I was nervous. From what I'd seen about this movie, it seemed to be another coming-of-age teen comedy full of raunchy jokes and explicit language. It was nothing I wasn't used to at nearly twenty years old. But there was something holding me back. I was afraid that this movie might have some underlying, problematic theme about female friendships or smart, driven girls like its two female protagonists. I always like to give a movie the benefit of the doubt if I didn't immediately enjoy it, or even if it finished and my friends tore it to shreds. My friends and I had been in the same vein as Amy and Molly; would we enjoy this movie if it ridiculed them, and by extension, us? The classic trope of the 'uncool' kids becoming cool for a day has been present in film for years; what if this movie was no exception?
But as 'Booksmart' began with a feminist meditation, followed by Amy and Molly dancing about outside on their way to school, I felt all of my worries begin to melt away. Seeing their ambition, their achievements, coupled with their goofiness and genuine friendship, I started to see myself. I could relax; this wasn't about to be the movie I was afraid of it being.
'Booksmart' captures the true essence of the hard-working high-school student, with all the gravity and all the comedy combined. We follow Molly and Amy on their misadventures as they bounce from party to party, worried about who they'll see and what will happen while still intending to have one last night of fun for the first time in their high school careers. Their motivation was easy to relate to as the girl whose idea of a fun night in high school was reading a good book or maybe hanging out with my friends at a football game in the fall. No parties, no wildness, and definitely no risk.
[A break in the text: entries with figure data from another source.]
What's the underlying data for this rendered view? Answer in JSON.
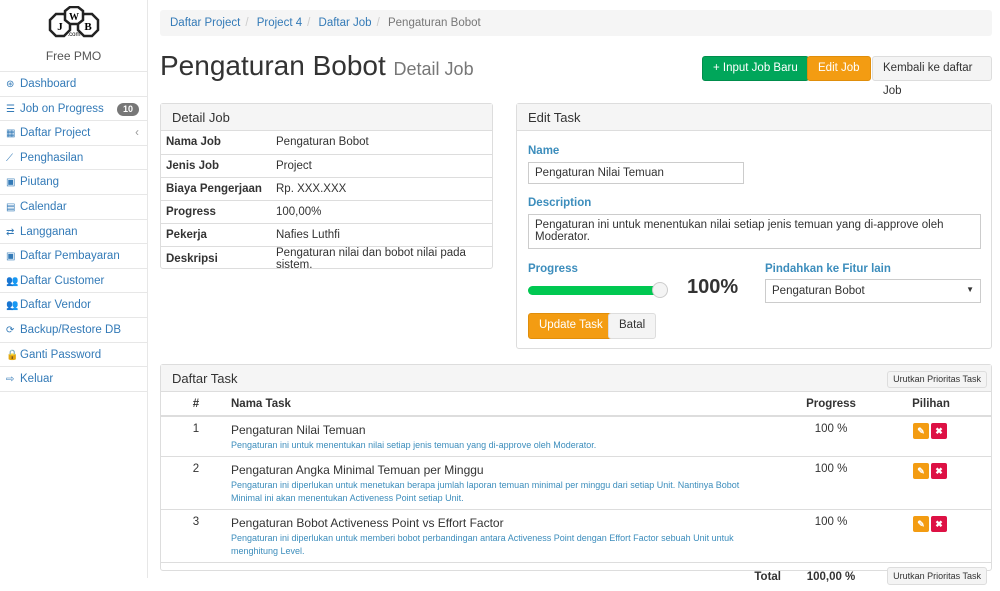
{
  "sidebar": {
    "brand": "Free PMO",
    "logo_text": "JWB.com",
    "items": [
      {
        "label": "Dashboard",
        "icon": "dashboard-icon",
        "glyph": "⊛"
      },
      {
        "label": "Job on Progress",
        "icon": "tasks-icon",
        "glyph": "☰",
        "badge": "10"
      },
      {
        "label": "Daftar Project",
        "icon": "table-icon",
        "glyph": "▦",
        "chevron": "‹"
      },
      {
        "label": "Penghasilan",
        "icon": "line-chart-icon",
        "glyph": "⟋"
      },
      {
        "label": "Piutang",
        "icon": "money-icon",
        "glyph": "▣"
      },
      {
        "label": "Calendar",
        "icon": "calendar-icon",
        "glyph": "▤"
      },
      {
        "label": "Langganan",
        "icon": "retweet-icon",
        "glyph": "⇄"
      },
      {
        "label": "Daftar Pembayaran",
        "icon": "money-icon",
        "glyph": "▣"
      },
      {
        "label": "Daftar Customer",
        "icon": "users-icon",
        "glyph": "👥"
      },
      {
        "label": "Daftar Vendor",
        "icon": "users-icon",
        "glyph": "👥"
      },
      {
        "label": "Backup/Restore DB",
        "icon": "refresh-icon",
        "glyph": "⟳"
      },
      {
        "label": "Ganti Password",
        "icon": "lock-icon",
        "glyph": "🔒"
      },
      {
        "label": "Keluar",
        "icon": "sign-out-icon",
        "glyph": "⇨"
      }
    ]
  },
  "breadcrumb": [
    "Daftar Project",
    "Project 4",
    "Daftar Job",
    "Pengaturan Bobot"
  ],
  "page": {
    "title": "Pengaturan Bobot",
    "subtitle": "Detail Job"
  },
  "buttons": {
    "new_job": "+ Input Job Baru",
    "edit_job": "Edit Job",
    "back": "Kembali ke daftar Job"
  },
  "detail": {
    "header": "Detail Job",
    "rows": [
      {
        "k": "Nama Job",
        "v": "Pengaturan Bobot"
      },
      {
        "k": "Jenis Job",
        "v": "Project"
      },
      {
        "k": "Biaya Pengerjaan",
        "v": "Rp. XXX.XXX"
      },
      {
        "k": "Progress",
        "v": "100,00%"
      },
      {
        "k": "Pekerja",
        "v": "Nafies Luthfi"
      },
      {
        "k": "Deskripsi",
        "v": "Pengaturan nilai dan bobot nilai pada sistem."
      }
    ]
  },
  "edit": {
    "header": "Edit Task",
    "name_label": "Name",
    "name_value": "Pengaturan Nilai Temuan",
    "desc_label": "Description",
    "desc_value": "Pengaturan ini untuk menentukan nilai setiap jenis temuan yang di-approve oleh Moderator.",
    "progress_label": "Progress",
    "progress_value": 100,
    "progress_text": "100%",
    "move_label": "Pindahkan ke Fitur lain",
    "move_value": "Pengaturan Bobot",
    "update": "Update Task",
    "cancel": "Batal",
    "colors": {
      "progress": "#00c851"
    }
  },
  "tasks": {
    "header": "Daftar Task",
    "sort_button": "Urutkan Prioritas Task",
    "cols": [
      "#",
      "Nama Task",
      "Progress",
      "Pilihan"
    ],
    "rows": [
      {
        "no": "1",
        "name": "Pengaturan Nilai Temuan",
        "desc": "Pengaturan ini untuk menentukan nilai setiap jenis temuan yang di-approve oleh Moderator.",
        "progress": "100 %"
      },
      {
        "no": "2",
        "name": "Pengaturan Angka Minimal Temuan per Minggu",
        "desc": "Pengaturan ini diperlukan untuk menetukan berapa jumlah laporan temuan minimal per minggu dari setiap Unit. Nantinya Bobot Minimal ini akan menentukan Activeness Point setiap Unit.",
        "progress": "100 %"
      },
      {
        "no": "3",
        "name": "Pengaturan Bobot Activeness Point vs Effort Factor",
        "desc": "Pengaturan ini diperlukan untuk memberi bobot perbandingan antara Activeness Point dengan Effort Factor sebuah Unit untuk menghitung Level.",
        "progress": "100 %"
      }
    ],
    "total_label": "Total",
    "total_value": "100,00 %"
  }
}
By the time the film ended and we see Molly and Amy head off on their separate, equally inspiring ways, I wanted to cry. From laughter, from emotion, from feeling seen. Representation is big for all kinds of people, from seeing people that look the way you do to seeing people that live life the same way you do. And 'Booksmart' was that for me. It was the tribute to high school that I could finally relate to. I might not have had the same romance as Sam and Austin in 'A Cinderella Story' or even the same fun trips as Lara Jean and Peter in 'To All The Boys I've Loved Before', but I have had close friendships over the years of maintaining my position on the high honor roll.
But that isn't the only great thing about 'Booksmart'. The teenagers in the movie actually looked, spoke, acted like real teenagers. The comedy was written with pure gold. The emotional scenes were entirely realistic, from fights between friends to teen heartbreak. It starred two women as protagonists, was directed by a woman, and features all the aspects of an authentic female experience during this most pivotal of times. And while we all may not get to say we rolled up late to graduation in a souped-up car to our peers' amazement, we can all say that 'Booksmart' has something for anyone who's been a teenager in the past two decades.